Although all of the above provide satisfactory bond strength, the most desirable bond is obtained with the liner formulation according to the present invention. When using TDI-Chlorocene thin coating,
The bond life, ie, the time interval between washcoat application and propellant casting, is only a few hours, regardless of the humidity to which the liner is exposed. The non-hazardous time of casting propellant onto the liner in accordance with the present invention is illustrated by the following test. The liner of Example 6B was tested for extended bond life as shown in the table below.

【table】

[Table] For two propellants (Table V, Table 8 and Table 7, Table 7) Bond life (time that the hardened liner remains intact before the propellant is cast)
is at least 10 days with humidity as high as 50%RH. The extended bond life is a significant advantage in rocket motor manufacturing, since the liner time schedule does not have to be related to the propellant time schedule, and the propellant can be stored for a significant period of time before being cast. This is because it is possible. It is understood that only the preferred embodiments of the invention have been described and that numerous substitutions, modifications and improvements may be made without departing from the spirit and scope of the invention as defined in the appended claims. It should be.

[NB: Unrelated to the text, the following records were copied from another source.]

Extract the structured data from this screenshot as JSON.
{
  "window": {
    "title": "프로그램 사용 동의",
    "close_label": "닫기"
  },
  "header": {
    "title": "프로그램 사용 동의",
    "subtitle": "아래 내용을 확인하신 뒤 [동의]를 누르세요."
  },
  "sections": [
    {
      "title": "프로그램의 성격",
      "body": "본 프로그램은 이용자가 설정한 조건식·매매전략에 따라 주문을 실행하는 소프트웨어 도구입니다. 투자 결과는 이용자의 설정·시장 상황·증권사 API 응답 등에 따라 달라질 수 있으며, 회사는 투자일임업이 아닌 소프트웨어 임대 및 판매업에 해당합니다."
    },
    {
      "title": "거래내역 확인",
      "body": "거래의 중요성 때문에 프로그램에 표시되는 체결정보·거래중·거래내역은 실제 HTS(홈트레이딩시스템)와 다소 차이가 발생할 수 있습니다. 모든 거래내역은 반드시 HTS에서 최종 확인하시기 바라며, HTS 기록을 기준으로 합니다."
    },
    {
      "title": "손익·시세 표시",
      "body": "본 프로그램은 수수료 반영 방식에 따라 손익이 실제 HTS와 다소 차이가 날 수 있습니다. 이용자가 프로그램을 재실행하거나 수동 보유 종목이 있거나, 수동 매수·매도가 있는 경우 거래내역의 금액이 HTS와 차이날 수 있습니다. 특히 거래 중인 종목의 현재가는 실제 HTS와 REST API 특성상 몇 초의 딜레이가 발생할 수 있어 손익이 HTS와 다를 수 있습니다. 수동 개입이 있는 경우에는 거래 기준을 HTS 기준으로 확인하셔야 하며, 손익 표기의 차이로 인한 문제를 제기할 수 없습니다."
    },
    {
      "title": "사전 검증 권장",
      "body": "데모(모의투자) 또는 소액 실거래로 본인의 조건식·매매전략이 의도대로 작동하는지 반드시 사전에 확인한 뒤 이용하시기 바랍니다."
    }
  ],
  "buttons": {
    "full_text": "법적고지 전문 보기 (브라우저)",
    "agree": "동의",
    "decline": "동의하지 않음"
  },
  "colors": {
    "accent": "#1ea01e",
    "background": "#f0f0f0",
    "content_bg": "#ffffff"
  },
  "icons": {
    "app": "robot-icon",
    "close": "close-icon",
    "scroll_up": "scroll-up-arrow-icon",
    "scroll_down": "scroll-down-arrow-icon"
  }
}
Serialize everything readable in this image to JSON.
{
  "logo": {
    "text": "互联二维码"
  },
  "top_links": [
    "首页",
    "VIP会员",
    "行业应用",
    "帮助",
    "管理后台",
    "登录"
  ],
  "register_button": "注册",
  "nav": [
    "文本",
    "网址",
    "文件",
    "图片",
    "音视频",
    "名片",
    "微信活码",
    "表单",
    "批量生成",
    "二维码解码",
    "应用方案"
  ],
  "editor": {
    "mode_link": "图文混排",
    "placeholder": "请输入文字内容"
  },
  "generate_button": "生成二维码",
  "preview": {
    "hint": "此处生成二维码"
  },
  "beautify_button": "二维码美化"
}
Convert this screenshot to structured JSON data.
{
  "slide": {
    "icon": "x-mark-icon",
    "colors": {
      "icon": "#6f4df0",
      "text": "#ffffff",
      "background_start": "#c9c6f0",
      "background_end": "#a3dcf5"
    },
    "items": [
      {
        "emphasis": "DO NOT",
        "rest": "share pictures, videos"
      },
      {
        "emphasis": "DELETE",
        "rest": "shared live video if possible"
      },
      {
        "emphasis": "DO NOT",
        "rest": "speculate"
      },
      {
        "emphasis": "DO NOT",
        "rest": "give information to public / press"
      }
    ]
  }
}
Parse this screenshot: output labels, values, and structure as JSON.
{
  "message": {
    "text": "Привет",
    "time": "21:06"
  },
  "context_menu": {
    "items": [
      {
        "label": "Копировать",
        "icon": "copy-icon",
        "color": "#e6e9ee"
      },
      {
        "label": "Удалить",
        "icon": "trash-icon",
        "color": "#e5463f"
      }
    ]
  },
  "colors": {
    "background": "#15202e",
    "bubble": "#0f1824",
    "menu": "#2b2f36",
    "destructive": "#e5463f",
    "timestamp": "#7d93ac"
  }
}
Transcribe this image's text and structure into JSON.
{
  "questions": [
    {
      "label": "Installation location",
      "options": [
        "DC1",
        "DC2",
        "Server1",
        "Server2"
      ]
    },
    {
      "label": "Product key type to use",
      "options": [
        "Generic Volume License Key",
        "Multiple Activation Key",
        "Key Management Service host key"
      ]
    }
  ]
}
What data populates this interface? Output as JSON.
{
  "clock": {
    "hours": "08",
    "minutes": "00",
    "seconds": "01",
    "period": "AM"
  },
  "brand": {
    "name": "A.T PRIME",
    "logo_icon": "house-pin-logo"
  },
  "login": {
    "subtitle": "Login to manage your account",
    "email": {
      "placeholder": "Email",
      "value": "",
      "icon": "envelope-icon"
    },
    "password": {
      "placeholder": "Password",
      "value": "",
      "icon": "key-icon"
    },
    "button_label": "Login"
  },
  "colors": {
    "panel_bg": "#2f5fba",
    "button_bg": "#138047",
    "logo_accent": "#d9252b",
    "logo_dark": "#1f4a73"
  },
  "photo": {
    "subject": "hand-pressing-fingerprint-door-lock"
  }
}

[Brief explanation of the drawing]

Of the accompanying drawings, FIG. 1 is a cross-sectional view of a conventional solid propellant rocket motor; and FIG. 2 is a cross-sectional view of a rocket motor in accordance with the present invention.

Claims (1)

Claims: 1. In a composition for use in a rocket motor chamber liner using a polyurethane propellant, expressed in parts by weight, from 20 to 65 parts liquid hydroxyl-terminated prepolymer, from 15 to 35 parts unsaturated. active solid filler, 4 to 10 parts stabilizer and flow control additives, 3
~20 parts of a reactive polymeric modifier such as one or more diols or polyols, an equivalent amount of polyisocyanate sufficient to react with the prepolymer and hydrogen-substituted modifier, and a greater than stoichiometric excess. 1.5 to 5 parts of a stable isocyanate precursor, wherein the isocyanate precursor has the formula: (wherein R is the same or different and is an aliphatic or aromatic group containing at least one -NCO group, and n represents an integer of 0 or 1). A liner composition characterized by being an isocyanate dimer or trimer. 2. The composition of claim 1, wherein said precursor is solid up to a temperature of 150°C. 3. The composition according to item 1 above, wherein R is lower alkyl or aryl. 4 The precursor has the formula, The composition according to the above item 1, which is an isocyanate dimer selected from the compounds of the following formula (wherein R ² is arylene, alkylarylene, or arylalkylene). 5 the precursor is toluene diisocyanate,
5. The polyurethane composition according to item 4, which is a dimer of a member selected from the group consisting of 4,4'-diphenylmethane diisocyanate and bis-phenyl diisocyanate. 6. The polyurethane composition according to item 4 above, wherein the precursor is a dimer of toluene diisocyanate. 7. The method of claim 5, comprising at least one polyol and a sufficient amount of polyisocyanate to react with the polyol, and wherein the precursor is present in a superstoichiometric amount for curing. Composition of. 8. The composition according to item 7, wherein the polyisocyanate is toluene diisocyanate. 9. The composition of paragraph 1, wherein the prepolymer is a conjugated diene polymer having an equivalent weight of 1000 to 5000 and a functionality of 1.7 to 3.0.